O conselheiro Américo Lacombe, no entanto, afirmou que, a partir de um parecer que assinou em favor do Conselho Federal de Farmácia, convenceu-se de que, sendo a função de um conselho de categoria fiscalizar o exercício profissional, as contribuições foram classificadas como taxa de polícia, porque os conselhos fiscalizam e disciplinam o exercício profissional, o que é inerente ao poder de polícia.
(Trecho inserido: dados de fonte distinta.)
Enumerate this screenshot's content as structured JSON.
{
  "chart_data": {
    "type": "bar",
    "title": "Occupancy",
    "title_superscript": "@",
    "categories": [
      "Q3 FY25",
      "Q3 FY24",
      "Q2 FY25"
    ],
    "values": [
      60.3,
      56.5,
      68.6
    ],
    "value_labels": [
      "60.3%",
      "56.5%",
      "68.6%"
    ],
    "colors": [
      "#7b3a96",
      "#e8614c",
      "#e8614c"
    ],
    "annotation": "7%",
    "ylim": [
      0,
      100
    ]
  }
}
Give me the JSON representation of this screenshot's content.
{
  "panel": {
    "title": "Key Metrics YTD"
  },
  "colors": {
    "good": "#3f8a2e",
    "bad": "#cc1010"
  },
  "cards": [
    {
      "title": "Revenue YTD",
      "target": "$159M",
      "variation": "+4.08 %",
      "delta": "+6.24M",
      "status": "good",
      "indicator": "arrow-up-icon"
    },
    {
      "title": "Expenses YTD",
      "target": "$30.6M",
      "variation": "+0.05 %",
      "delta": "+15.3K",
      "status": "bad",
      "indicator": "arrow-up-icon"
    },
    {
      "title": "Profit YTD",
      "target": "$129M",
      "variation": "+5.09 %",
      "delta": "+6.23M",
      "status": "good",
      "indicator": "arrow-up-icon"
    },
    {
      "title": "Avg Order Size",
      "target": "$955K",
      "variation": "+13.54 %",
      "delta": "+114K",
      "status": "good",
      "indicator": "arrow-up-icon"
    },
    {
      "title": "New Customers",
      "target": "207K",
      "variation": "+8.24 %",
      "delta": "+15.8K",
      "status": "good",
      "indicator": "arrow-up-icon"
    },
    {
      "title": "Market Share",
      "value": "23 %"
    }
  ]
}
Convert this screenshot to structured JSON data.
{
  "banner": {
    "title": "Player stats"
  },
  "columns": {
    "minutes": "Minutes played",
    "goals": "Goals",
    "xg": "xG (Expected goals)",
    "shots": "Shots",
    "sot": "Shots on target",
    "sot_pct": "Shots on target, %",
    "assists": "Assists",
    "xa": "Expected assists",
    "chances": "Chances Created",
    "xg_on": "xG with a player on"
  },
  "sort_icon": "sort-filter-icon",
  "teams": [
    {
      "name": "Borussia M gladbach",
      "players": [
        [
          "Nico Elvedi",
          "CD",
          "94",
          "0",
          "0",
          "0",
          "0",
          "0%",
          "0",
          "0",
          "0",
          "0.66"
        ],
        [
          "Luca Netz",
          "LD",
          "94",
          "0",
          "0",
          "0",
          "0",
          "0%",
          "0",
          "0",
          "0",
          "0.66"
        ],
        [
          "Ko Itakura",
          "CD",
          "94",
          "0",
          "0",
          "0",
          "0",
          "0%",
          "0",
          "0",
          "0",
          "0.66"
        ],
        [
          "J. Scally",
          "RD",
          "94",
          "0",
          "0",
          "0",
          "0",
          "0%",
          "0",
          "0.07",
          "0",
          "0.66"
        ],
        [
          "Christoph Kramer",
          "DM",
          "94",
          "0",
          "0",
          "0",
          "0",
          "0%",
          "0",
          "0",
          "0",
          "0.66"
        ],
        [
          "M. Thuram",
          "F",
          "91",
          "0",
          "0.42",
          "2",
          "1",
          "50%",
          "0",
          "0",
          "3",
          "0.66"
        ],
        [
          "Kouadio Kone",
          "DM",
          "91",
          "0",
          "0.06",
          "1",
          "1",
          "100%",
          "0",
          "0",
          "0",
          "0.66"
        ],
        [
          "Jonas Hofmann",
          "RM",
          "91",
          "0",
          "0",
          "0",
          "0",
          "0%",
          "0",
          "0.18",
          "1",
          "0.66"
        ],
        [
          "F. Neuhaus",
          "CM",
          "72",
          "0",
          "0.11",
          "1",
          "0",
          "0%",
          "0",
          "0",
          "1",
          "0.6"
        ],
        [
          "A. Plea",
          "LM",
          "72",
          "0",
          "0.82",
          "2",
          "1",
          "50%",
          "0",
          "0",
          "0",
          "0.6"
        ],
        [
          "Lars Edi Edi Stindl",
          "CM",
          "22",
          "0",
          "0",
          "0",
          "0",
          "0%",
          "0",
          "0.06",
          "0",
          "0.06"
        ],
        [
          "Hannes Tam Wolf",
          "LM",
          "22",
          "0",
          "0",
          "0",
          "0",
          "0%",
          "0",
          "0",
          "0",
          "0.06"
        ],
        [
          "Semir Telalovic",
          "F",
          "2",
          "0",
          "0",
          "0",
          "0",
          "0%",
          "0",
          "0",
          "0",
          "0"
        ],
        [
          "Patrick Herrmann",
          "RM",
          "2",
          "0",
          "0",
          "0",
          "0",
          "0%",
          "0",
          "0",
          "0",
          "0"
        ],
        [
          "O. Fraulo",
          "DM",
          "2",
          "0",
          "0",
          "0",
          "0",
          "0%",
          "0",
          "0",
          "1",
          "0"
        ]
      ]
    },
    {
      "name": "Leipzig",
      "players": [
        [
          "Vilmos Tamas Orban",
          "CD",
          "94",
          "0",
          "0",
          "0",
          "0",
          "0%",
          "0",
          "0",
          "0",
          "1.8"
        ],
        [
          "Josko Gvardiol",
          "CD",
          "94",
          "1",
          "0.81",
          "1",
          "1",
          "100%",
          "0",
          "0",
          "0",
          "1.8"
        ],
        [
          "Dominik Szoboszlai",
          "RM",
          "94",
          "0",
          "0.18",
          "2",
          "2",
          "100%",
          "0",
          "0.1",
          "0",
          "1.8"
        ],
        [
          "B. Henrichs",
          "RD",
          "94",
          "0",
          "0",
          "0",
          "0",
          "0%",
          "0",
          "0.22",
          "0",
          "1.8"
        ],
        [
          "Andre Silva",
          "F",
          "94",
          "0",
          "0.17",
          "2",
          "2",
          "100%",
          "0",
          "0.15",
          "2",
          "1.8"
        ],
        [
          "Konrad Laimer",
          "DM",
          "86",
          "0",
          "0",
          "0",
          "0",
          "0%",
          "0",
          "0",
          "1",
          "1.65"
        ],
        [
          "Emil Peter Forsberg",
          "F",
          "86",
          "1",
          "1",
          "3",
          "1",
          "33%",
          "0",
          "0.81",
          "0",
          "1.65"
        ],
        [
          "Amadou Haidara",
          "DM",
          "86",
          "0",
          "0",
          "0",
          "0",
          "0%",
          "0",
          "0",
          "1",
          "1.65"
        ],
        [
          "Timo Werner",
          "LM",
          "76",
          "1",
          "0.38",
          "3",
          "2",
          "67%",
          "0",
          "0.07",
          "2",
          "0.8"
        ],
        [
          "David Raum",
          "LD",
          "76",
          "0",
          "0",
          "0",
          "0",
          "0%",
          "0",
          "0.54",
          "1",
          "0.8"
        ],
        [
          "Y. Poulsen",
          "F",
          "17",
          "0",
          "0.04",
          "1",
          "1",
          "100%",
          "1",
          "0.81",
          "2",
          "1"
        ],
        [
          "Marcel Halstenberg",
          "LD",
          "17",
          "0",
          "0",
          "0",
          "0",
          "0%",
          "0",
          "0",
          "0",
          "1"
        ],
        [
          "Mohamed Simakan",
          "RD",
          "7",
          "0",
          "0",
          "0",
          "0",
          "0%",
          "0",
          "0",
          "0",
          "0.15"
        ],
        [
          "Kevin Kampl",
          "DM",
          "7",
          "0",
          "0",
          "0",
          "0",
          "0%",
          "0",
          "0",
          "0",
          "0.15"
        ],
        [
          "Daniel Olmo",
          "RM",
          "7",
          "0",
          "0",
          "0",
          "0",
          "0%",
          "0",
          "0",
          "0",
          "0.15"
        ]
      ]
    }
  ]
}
O presidente do Sindicato do Comércio Varejista de Rio Claro, Célio Simões Cerri, perguntou se é possível criar uma categoria de sindicato patronal. Como resposta, Everardo Maciel ressaltou a imprecisão da Constituição: ora as fundações públicas têm natureza fundacional, como as fundações civis, ora têm natureza autárquica. "Eu não quero dizer qual deva ser a forma de tratamento. O que existe é a contribuição sindical dos empregados, não dos empregadores. Não há impedimento para a lei estabelecer uma contribuição sindical para os empregadores", afirmou o ex-secretário da Receita Federal.

Lucro presumido

As reuniões do Conselho Superior de Direito possibilitam um rico embate de idéias e conceitos, o que ocorreu também no caso das contribuições sociais. Para Ives Gandra, "quando o Poder Legislativo produz uma lei, ela pode ter lá suas incoerências, mas deve retratar o máximo de bom senso. De modo geral, o Parlamento oferece às categorias o mecanismo legal para produzir a contribuição necessária. Existir o máximo de bom senso não significa perfeição absoluta. Erros podem ocorrer e isso não impede que se chegue ao máximo de satisfação dentro dessas limitações que o princípio da diferença provoca na existência de uma sociedade de desiguais. O que não pode acontecer é a lei sair do razoável e do bom senso. O próprio Everardo Maciel lançou, sem alterar a Constituição, o que me parece ser a maior revolução tributária no Brasil, o lucro presumido das médias e pequenas empresas. Atualmente mais de 90% das empresas estão sujeitas ao lucro presumido, em que não se paga imposto de renda com base na renda, mas com base na receita bruta, e é o contribuinte quem decide". Everardo Maciel se surpreendeu ao ouvir do presidente do Sindicato do Comércio Varejista de Gêneros Alimentícios do Estado de São Paulo, Álvaro Furtado, que "ainda se faz correção [monetária] a partir de um índice extinto, calculado não sei por quem. A correção monetária foi, talvez, uma das coisas mais perversas em matéria socioeconômica neste país. Produziu uma concentração de renda sem limites, porque beneficiava somente a quem tinha ativos. Quem recebesse em dinheiro vivo não tinha correção monetária no dia-a-dia. Em 1992, a correção monetária do balanço transformou em simbólica a arrecadação do imposto de renda das pessoas jurídicas no Brasil. Não faço juízo de valor, mas a grande maioria das empresas dobrou o seu patrimônio líquido e, com a correção monetária de balanço, não recolheu nenhum centavo de imposto".